His instinctive good nature could not resist the appeal in her eyes. “Dash it all, Cassie,” he swore, sitting down and reaching for her hand again, “
someone
should have told you! They were going to be married, you see. They’d intended to announce their betrothal as soon as he was out of uniform. He had no idea, at that time, that his father had impoverished him. But when her family learned of the state of his finances, they broke it off and whisked her away to the continent.”

“And that’s when my father, with his forty thousand pound offer, came on the scene?” Cassie asked quietly.

“Yes.”

“I see.” She put down the stirring stick, slipped from the stool and walked to the window. “And,
despite his … his marriage, they still correspond?”

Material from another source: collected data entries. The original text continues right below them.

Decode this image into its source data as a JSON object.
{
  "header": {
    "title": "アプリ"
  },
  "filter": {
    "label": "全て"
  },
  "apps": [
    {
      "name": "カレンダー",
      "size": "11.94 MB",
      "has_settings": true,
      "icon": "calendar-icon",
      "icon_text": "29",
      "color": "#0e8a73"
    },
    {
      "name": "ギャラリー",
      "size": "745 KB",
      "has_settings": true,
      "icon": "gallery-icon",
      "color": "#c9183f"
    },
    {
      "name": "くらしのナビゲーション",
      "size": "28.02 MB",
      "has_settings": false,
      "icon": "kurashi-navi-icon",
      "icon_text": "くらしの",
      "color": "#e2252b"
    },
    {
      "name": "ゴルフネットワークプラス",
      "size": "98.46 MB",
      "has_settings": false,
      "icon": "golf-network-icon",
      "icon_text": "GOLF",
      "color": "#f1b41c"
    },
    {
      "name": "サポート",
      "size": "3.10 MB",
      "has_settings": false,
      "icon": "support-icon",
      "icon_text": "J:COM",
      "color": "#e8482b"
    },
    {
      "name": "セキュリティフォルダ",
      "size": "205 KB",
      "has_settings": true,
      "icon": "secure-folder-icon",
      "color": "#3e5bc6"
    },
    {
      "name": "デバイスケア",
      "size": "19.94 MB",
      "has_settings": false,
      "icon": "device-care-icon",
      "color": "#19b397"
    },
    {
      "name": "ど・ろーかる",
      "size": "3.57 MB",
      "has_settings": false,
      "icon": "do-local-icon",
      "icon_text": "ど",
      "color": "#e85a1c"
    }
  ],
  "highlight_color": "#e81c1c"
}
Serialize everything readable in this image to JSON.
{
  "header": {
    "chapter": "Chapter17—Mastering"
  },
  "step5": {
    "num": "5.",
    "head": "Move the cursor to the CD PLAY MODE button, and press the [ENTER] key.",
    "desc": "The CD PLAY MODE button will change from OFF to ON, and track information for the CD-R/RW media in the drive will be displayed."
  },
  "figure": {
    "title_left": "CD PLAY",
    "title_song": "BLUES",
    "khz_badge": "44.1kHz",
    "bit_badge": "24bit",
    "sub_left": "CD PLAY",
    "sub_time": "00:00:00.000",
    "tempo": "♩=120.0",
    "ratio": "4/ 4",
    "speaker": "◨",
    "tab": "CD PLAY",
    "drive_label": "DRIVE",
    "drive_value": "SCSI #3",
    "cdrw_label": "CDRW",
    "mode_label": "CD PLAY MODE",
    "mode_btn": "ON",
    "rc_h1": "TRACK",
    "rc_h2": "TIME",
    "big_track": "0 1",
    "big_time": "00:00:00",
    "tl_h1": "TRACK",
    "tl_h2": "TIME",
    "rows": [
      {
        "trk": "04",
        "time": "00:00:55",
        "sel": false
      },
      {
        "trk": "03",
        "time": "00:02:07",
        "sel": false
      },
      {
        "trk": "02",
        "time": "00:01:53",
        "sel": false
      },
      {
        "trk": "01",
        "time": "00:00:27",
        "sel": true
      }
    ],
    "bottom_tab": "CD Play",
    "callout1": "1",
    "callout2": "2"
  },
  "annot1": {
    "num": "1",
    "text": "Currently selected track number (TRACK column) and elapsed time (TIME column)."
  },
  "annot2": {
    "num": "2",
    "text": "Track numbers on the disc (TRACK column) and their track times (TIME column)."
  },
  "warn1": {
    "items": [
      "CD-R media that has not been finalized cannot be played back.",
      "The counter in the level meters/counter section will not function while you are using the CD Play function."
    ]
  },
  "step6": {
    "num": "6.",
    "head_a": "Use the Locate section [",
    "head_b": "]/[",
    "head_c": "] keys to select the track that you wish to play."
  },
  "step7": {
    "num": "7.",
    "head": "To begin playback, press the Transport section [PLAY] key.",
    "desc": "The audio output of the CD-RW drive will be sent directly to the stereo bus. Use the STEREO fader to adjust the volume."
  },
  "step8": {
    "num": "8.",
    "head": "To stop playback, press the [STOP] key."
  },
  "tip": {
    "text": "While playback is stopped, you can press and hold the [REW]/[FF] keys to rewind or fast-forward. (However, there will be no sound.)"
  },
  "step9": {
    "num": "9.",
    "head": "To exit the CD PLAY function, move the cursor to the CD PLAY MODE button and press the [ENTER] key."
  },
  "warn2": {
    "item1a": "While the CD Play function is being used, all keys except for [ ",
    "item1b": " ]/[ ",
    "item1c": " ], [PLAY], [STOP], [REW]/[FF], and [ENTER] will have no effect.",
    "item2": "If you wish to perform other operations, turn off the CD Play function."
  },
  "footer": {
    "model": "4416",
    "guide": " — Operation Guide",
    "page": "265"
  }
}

“No. You misjudge him, Cassie. He does not answer her letters. Her family would not let her accept any communication from him in any case, I expect. But she writes to him on occasion. They broke it off quite amicably, I understand, so I suspect she only writes to assure him there’s no bitterness. But the letters probably don’t mean anything, Cassie. Robbie is no deceiver. You do believe me, don’t you?”

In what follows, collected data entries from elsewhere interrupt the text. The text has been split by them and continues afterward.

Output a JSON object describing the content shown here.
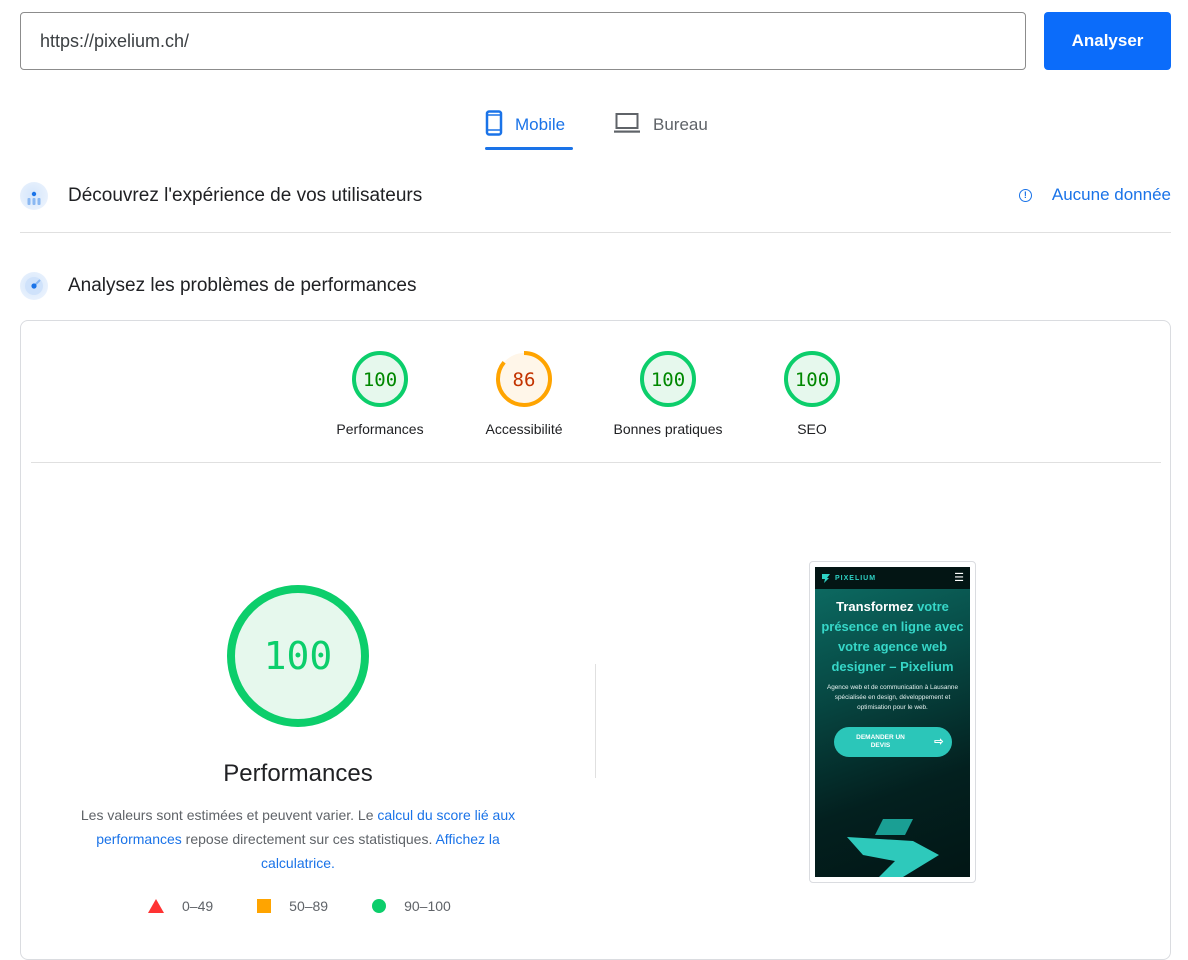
{
  "search": {
    "url_value": "https://pixelium.ch/",
    "analyse_label": "Analyser"
  },
  "tabs": [
    {
      "label": "Mobile",
      "icon": "smartphone-icon",
      "active": true
    },
    {
      "label": "Bureau",
      "icon": "laptop-icon",
      "active": false
    }
  ],
  "field_data": {
    "title": "Découvrez l'expérience de vos utilisateurs",
    "status_icon": "info-icon",
    "status_label": "Aucune donnée"
  },
  "lab_data": {
    "title": "Analysez les problèmes de performances"
  },
  "scores": [
    {
      "label": "Performances",
      "value": 100,
      "rating": "pass"
    },
    {
      "label": "Accessibilité",
      "value": 86,
      "rating": "average"
    },
    {
      "label": "Bonnes pratiques",
      "value": 100,
      "rating": "pass"
    },
    {
      "label": "SEO",
      "value": 100,
      "rating": "pass"
    }
  ],
  "colors": {
    "pass": "#0cce6b",
    "pass_text": "#008800",
    "pass_fill": "#e6f8ed",
    "average": "#ffa400",
    "average_text": "#c33300",
    "average_fill": "#fff6e9",
    "fail": "#ff3333",
    "link": "#1a73e8",
    "primary_button": "#0b6cfa"
  },
  "performance": {
    "score": 100,
    "title": "Performances",
    "desc_part1": "Les valeurs sont estimées et peuvent varier. Le ",
    "desc_link1": "calcul du score lié aux performances",
    "desc_part2": " repose directement sur ces statistiques. ",
    "desc_link2": "Affichez la calculatrice.",
    "legend": [
      {
        "shape": "triangle",
        "range": "0–49"
      },
      {
        "shape": "square",
        "range": "50–89"
      },
      {
        "shape": "circle",
        "range": "90–100"
      }
    ]
  },
  "screenshot": {
    "brand": "PIXELIUM",
    "hero_white": "Transformez",
    "hero_teal": " votre présence en ligne avec votre agence web designer – Pixelium",
    "subtitle": "Agence web et de communication à Lausanne spécialisée en design, développement et optimisation pour le web.",
    "cta": "DEMANDER UN DEVIS"
  }
}
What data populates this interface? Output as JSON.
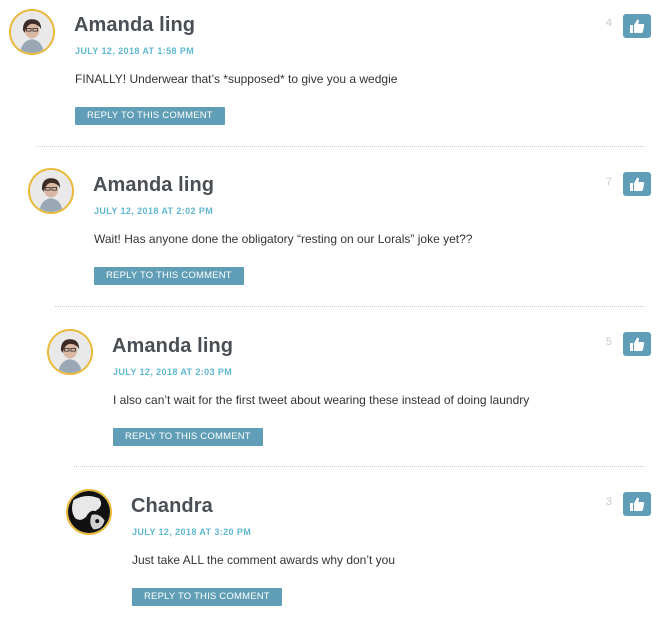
{
  "theme": {
    "accent": "#5f9eb6",
    "date_color": "#5fb8d0",
    "avatar_border": "#e8b93a"
  },
  "comments": [
    {
      "author": "Amanda ling",
      "date": "JULY 12, 2018 AT 1:58 PM",
      "text": "FINALLY! Underwear that’s *supposed* to give you a wedgie",
      "reply_label": "REPLY TO THIS COMMENT",
      "votes": "4",
      "avatar": "amanda-avatar",
      "like_icon": "thumbs-up-icon"
    },
    {
      "author": "Amanda ling",
      "date": "JULY 12, 2018 AT 2:02 PM",
      "text": "Wait! Has anyone done the obligatory “resting on our Lorals” joke yet??",
      "reply_label": "REPLY TO THIS COMMENT",
      "votes": "7",
      "avatar": "amanda-avatar",
      "like_icon": "thumbs-up-icon"
    },
    {
      "author": "Amanda ling",
      "date": "JULY 12, 2018 AT 2:03 PM",
      "text": "I also can’t wait for the first tweet about wearing these instead of doing laundry",
      "reply_label": "REPLY TO THIS COMMENT",
      "votes": "5",
      "avatar": "amanda-avatar",
      "like_icon": "thumbs-up-icon"
    },
    {
      "author": "Chandra",
      "date": "JULY 12, 2018 AT 3:20 PM",
      "text": "Just take ALL the comment awards why don’t you",
      "reply_label": "REPLY TO THIS COMMENT",
      "votes": "3",
      "avatar": "chandra-avatar",
      "like_icon": "thumbs-up-icon"
    }
  ]
}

Cassie stared numbly out the window. Outside, beyond the rain-smeared glass, a wet, winter-grim lawn, as misty as the clouds, stretched away to the distant horizon, so colorlessly grey that the line separating earth from sky was almost invisible. “Yes, I believe you,” she answered in a voice as colorless as the view. “The letters probably don’t mean anything.”

Chapter Twenty-Two

It was utterly foolish, Cassie told herself as she lay awake that night and listened to the rain, to make too much of what Sandy had told her. Nothing really had changed. She’d known when she married Robert that he didn’t love her. So the new knowledge that he loved another made very little difference.

But there
was
a difference, and before the night was over she was able to admit it. Before she’d learned about Elinor, she’d been able to hope. She’d let herself believe that he would grow to love her … that in a month, or at most a year, he would see in her those qualities which make a man love a woman. But today she’d learned he’d already found those qualities in someone else. So now all hope was gone.

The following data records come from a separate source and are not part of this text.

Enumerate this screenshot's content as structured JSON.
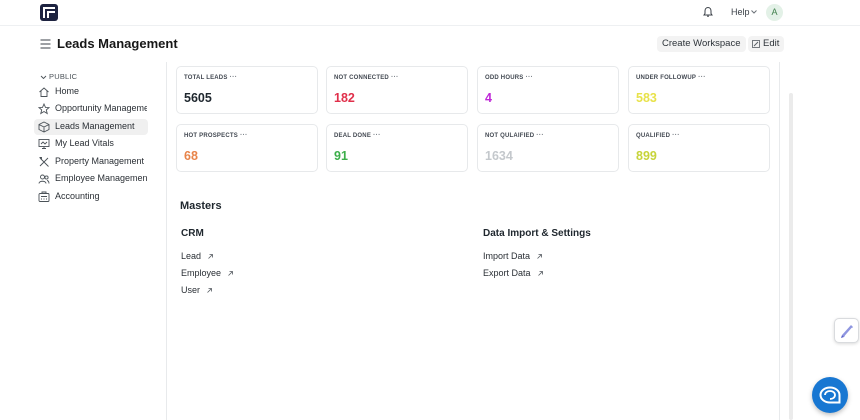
{
  "navbar": {
    "help_label": "Help",
    "avatar_initial": "A"
  },
  "header": {
    "title": "Leads Management",
    "create_workspace_label": "Create Workspace",
    "edit_label": "Edit"
  },
  "sidebar": {
    "section_label": "PUBLIC",
    "items": [
      {
        "label": "Home",
        "icon": "home-icon"
      },
      {
        "label": "Opportunity Management",
        "icon": "star-icon"
      },
      {
        "label": "Leads Management",
        "icon": "box-icon",
        "active": true
      },
      {
        "label": "My Lead Vitals",
        "icon": "monitor-icon"
      },
      {
        "label": "Property Management",
        "icon": "tools-icon"
      },
      {
        "label": "Employee Management",
        "icon": "users-icon"
      },
      {
        "label": "Accounting",
        "icon": "calculator-icon"
      }
    ]
  },
  "cards": [
    {
      "label": "TOTAL LEADS",
      "value": "5605",
      "color": "#1f272e"
    },
    {
      "label": "NOT CONNECTED",
      "value": "182",
      "color": "#e0304b"
    },
    {
      "label": "ODD HOURS",
      "value": "4",
      "color": "#c028d8"
    },
    {
      "label": "UNDER FOLLOWUP",
      "value": "583",
      "color": "#e8e24a"
    },
    {
      "label": "HOT PROSPECTS",
      "value": "68",
      "color": "#e8844a"
    },
    {
      "label": "DEAL DONE",
      "value": "91",
      "color": "#3cae4a"
    },
    {
      "label": "NOT QULAIFIED",
      "value": "1634",
      "color": "#c4c8cc"
    },
    {
      "label": "QUALIFIED",
      "value": "899",
      "color": "#c7d43a"
    }
  ],
  "masters": {
    "title": "Masters",
    "crm": {
      "title": "CRM",
      "links": [
        "Lead",
        "Employee",
        "User"
      ]
    },
    "data_import": {
      "title": "Data Import & Settings",
      "links": [
        "Import Data",
        "Export Data"
      ]
    }
  }
}
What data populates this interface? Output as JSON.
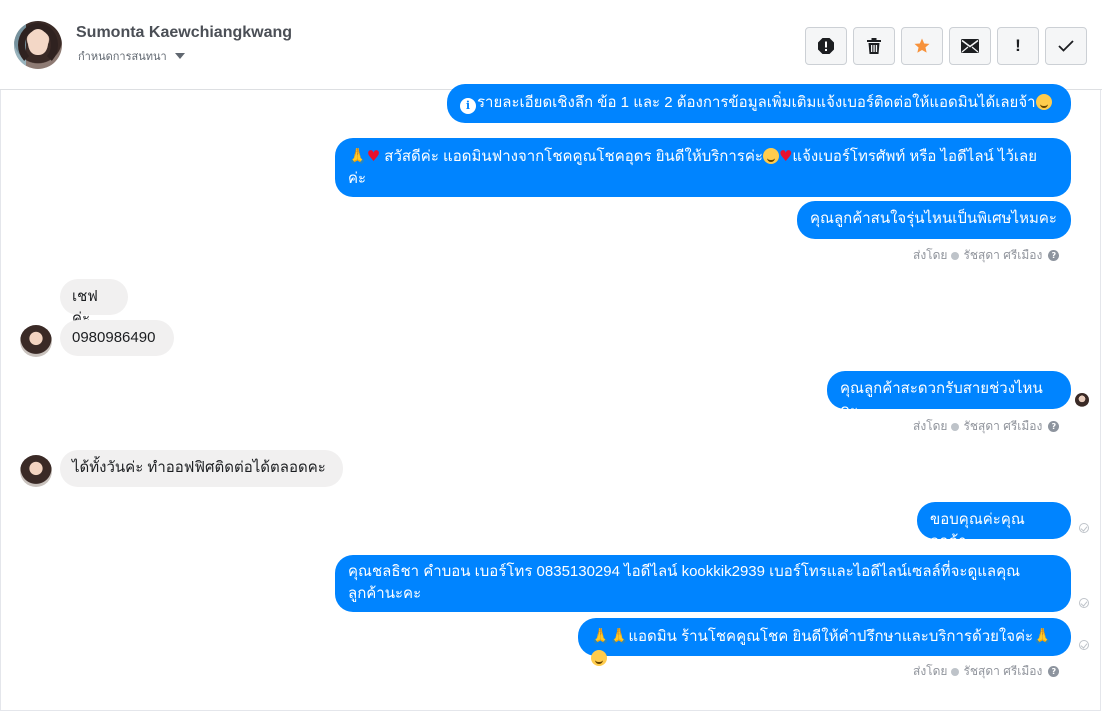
{
  "header": {
    "contact_name": "Sumonta Kaewchiangkwang",
    "assign_label": "กำหนดการสนทนา",
    "toolbar": [
      {
        "name": "mark-spam-button",
        "icon": "alert-circle-icon"
      },
      {
        "name": "delete-button",
        "icon": "trash-icon"
      },
      {
        "name": "star-button",
        "icon": "star-icon"
      },
      {
        "name": "mark-unread-button",
        "icon": "envelope-icon"
      },
      {
        "name": "follow-up-button",
        "icon": "exclamation-icon",
        "glyph": "!"
      },
      {
        "name": "mark-done-button",
        "icon": "checkmark-icon"
      }
    ],
    "star_color": "#f7923b"
  },
  "messages": {
    "m1": "รายละเอียดเชิงลึก ข้อ 1 และ 2 ต้องการข้อมูลเพิ่มเติมแจ้งเบอร์ติดต่อให้แอดมินได้เลยจ้า",
    "m2_a": " สวัสดีค่ะ แอดมินฟางจากโชคคูณโชคอุดร ยินดีให้บริการค่ะ",
    "m2_b": "แจ้งเบอร์โทรศัพท์ หรือ ไอดีไลน์  ไว้เลย",
    "m2_c": "ค่ะ",
    "m3": "คุณลูกค้าสนใจรุ่นไหนเป็นพิเศษไหมคะ",
    "in1": "เชฟค่ะ",
    "in2": "0980986490",
    "m4": "คุณลูกค้าสะดวกรับสายช่วงไหนคะ",
    "in3": "ได้ทั้งวันค่ะ ทำออฟฟิศติดต่อได้ตลอดคะ",
    "m5": "ขอบคุณค่ะคุณลูกค้า",
    "m6_a": "คุณชลธิชา คำบอน เบอร์โทร 0835130294  ไอดีไลน์ kookkik2939   เบอร์โทรและไอดีไลน์เซลล์ที่จะดูแลคุณ",
    "m6_b": "ลูกค้านะคะ",
    "m7": "แอดมิน ร้านโชคคูณโชค ยินดีให้คำปรึกษาและบริการด้วยใจค่ะ"
  },
  "sent_by": {
    "prefix": "ส่งโดย",
    "agent": "รัชสุดา ศรีเมือง",
    "help": "?"
  },
  "colors": {
    "outgoing_bubble": "#0084ff",
    "incoming_bubble": "#f1f0f0"
  }
}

Throughout her life, Cassie’s hopes of happiness had never been very high. She had dreams, of course, but the circumstances of her life had not encouraged unrealistic expectations. From her earliest years she’d been deprived of a basic source of joy: intimacy. She had not had a mother to console her childhood tears, nor loving friends to share her thoughts and feelings when she was at school. Although her father had always been adoring and indulgent, he had had to spend his days doing men’s business, giving over the responsibility of her daily care to hired employees. Miss Penicuick had sincerely loved her, but the governess was too simple to fully understand how to draw out the complex thoughts of her inhibited charge. Thus, Cassie had never known true intimacy, the happiness that comes from sharing one’s secret heart with another. Her life had not been joyful, nor had anything occurred before her marriage to make her believe that the circumstances would change. She’d long ago accepted the limitations of her life. She’d long ago decided to make the best of things.

It was only when Lord Kittridge had materialized so miraculously on her horizon that she’d permitted herself to dream that life might offer her more. Not at first, of course, when he’d defended her at the linendraper’s. Nor when her father had first offered her the opportunity to wed him. It was only afterward, when she’d been made to understand that he was willing to marry
anyone
who could help him out of his difficulties, that she’d let herself go. She was, after all, better than just anyone. She loved him! She’d agreed to wed him in the belief (because of her feelings for him) that she could, in time, make him happy. That in time they would learn to share their deepest feelings. That in time they would become close.